Claro que el derecho a decidir, al situarse fuera de cualquier definición jurídica, también se sitúa al margen de la ley y apela a un gesto, supuestamente democrático, en el que la decisión es legítima siempre que una mayoría la respalde. Los criterios son subjetivos, como el de sentirse una nación, oprimida o «incómoda», y tener el convencimiento de que se es algo que la situación actual de esa minoría le impide ser. Esto es lo que están planteando los independentistas en Cataluña ahora mismo. Y no tiene ningún respaldo jurídico ni democrático.

Ninguna Constitución europea, como no sea la de Liechtenstein, reconoce este derecho, como no reconoce el de autodeterminación. También es ajeno a la propia Unión Europea, que hace de las constituciones nacionales un elemento básico de su propio ordenamiento jurídico y político. Y es contrario a la Constitución española, al situarse al margen de la ley.

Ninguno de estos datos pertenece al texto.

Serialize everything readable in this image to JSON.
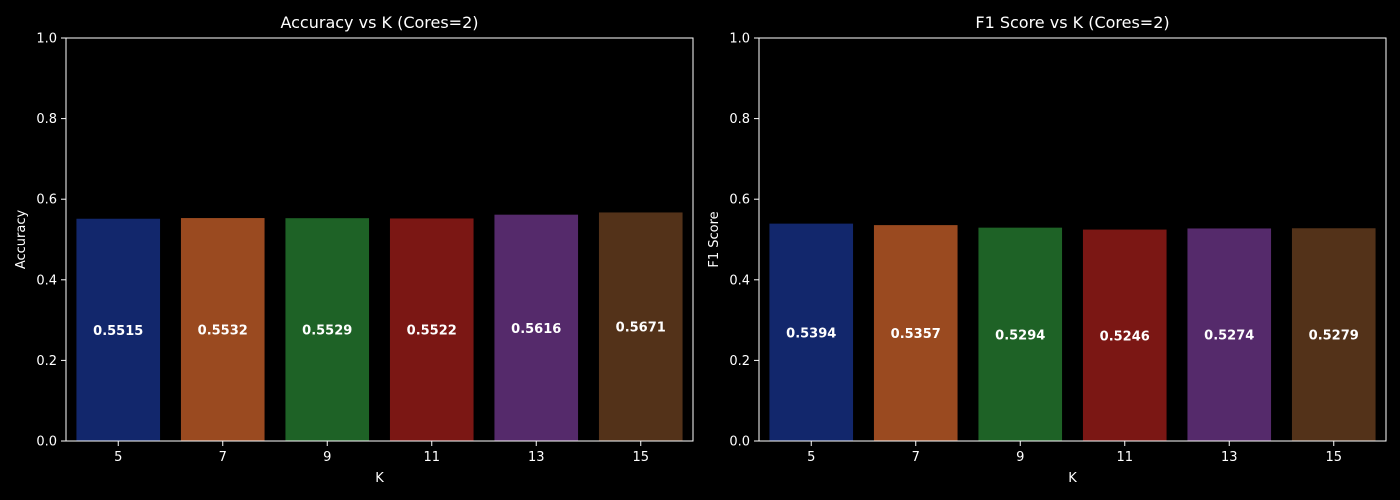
{
  "colors": {
    "background": "#000000",
    "foreground": "#ffffff",
    "bar_palette": [
      "#12276c",
      "#9a4a20",
      "#1e6226",
      "#7b1714",
      "#552a6b",
      "#533219"
    ]
  },
  "chart_data": [
    {
      "type": "bar",
      "title": "Accuracy vs K (Cores=2)",
      "xlabel": "K",
      "ylabel": "Accuracy",
      "categories": [
        "5",
        "7",
        "9",
        "11",
        "13",
        "15"
      ],
      "values": [
        0.5515,
        0.5532,
        0.5529,
        0.5522,
        0.5616,
        0.5671
      ],
      "value_labels": [
        "0.5515",
        "0.5532",
        "0.5529",
        "0.5522",
        "0.5616",
        "0.5671"
      ],
      "ylim": [
        0,
        1.0
      ],
      "yticks": [
        0.0,
        0.2,
        0.4,
        0.6,
        0.8,
        1.0
      ],
      "ytick_labels": [
        "0.0",
        "0.2",
        "0.4",
        "0.6",
        "0.8",
        "1.0"
      ],
      "grid": false,
      "legend": "none"
    },
    {
      "type": "bar",
      "title": "F1 Score vs K (Cores=2)",
      "xlabel": "K",
      "ylabel": "F1 Score",
      "categories": [
        "5",
        "7",
        "9",
        "11",
        "13",
        "15"
      ],
      "values": [
        0.5394,
        0.5357,
        0.5294,
        0.5246,
        0.5274,
        0.5279
      ],
      "value_labels": [
        "0.5394",
        "0.5357",
        "0.5294",
        "0.5246",
        "0.5274",
        "0.5279"
      ],
      "ylim": [
        0,
        1.0
      ],
      "yticks": [
        0.0,
        0.2,
        0.4,
        0.6,
        0.8,
        1.0
      ],
      "ytick_labels": [
        "0.0",
        "0.2",
        "0.4",
        "0.6",
        "0.8",
        "1.0"
      ],
      "grid": false,
      "legend": "none"
    }
  ]
}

Aunque parece difícil soslayar el artículo 2 sobre la indisolubilidad de la nación, que insinúa la precedencia de la nación sobre el Estado y veta cualquier decisión de este sobre la integridad de aquella, es posible suponer que la Constitución española permitiría el derecho a la secesión en el caso de que así lo decidiera el sujeto soberano y constituyente, que es el conjunto del pueblo español, incluidos aquí los catalanes. El requisito para llegar a alcanzar la separación pasaría entonces por el acuerdo de una mayoría cualificada de nacionales españoles. El «derecho a decidir», si es que existiera, sólo lo detentaría el conjunto del pueblo español, que para eso precisamente se dotó –incluidos más del 90 por ciento de los catalanes– de una Constitución en 1978.

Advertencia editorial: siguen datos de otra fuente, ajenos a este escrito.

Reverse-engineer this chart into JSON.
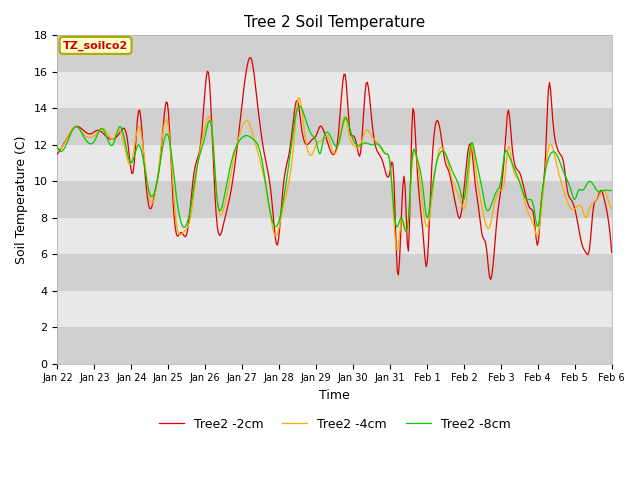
{
  "title": "Tree 2 Soil Temperature",
  "xlabel": "Time",
  "ylabel": "Soil Temperature (C)",
  "ylim": [
    0,
    18
  ],
  "yticks": [
    0,
    2,
    4,
    6,
    8,
    10,
    12,
    14,
    16,
    18
  ],
  "annotation_text": "TZ_soilco2",
  "annotation_color": "#cc0000",
  "annotation_bg": "#ffffcc",
  "annotation_border": "#aaaa00",
  "line_red": "#dd0000",
  "line_orange": "#ffaa00",
  "line_green": "#00cc00",
  "legend_labels": [
    "Tree2 -2cm",
    "Tree2 -4cm",
    "Tree2 -8cm"
  ],
  "plot_bg_light": "#e8e8e8",
  "plot_bg_dark": "#d0d0d0",
  "x_labels": [
    "Jan 22",
    "Jan 23",
    "Jan 24",
    "Jan 25",
    "Jan 26",
    "Jan 27",
    "Jan 28",
    "Jan 29",
    "Jan 30",
    "Jan 31",
    "Feb 1",
    "Feb 2",
    "Feb 3",
    "Feb 4",
    "Feb 5",
    "Feb 6"
  ],
  "figsize": [
    6.4,
    4.8
  ],
  "dpi": 100
}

La apelación a un supuesto derecho a decidir de Cataluña equivale por tanto a un ataque frontal a las bases de la democracia española, constituida como Estado de derecho en el que la ley tiene por lo menos tanta relevancia como cualquier posible mayoría. La Ley de Transitoriedad votada por una parte del Parlamento catalán no es por tanto un acto fundador de una nueva soberanía, sino un acto de subversión de la democracia liberal entre cuyas instituciones están las de autogobierno de la propia Cataluña. En el fondo del «derecho a decidir» laten la fuerza y la violencia.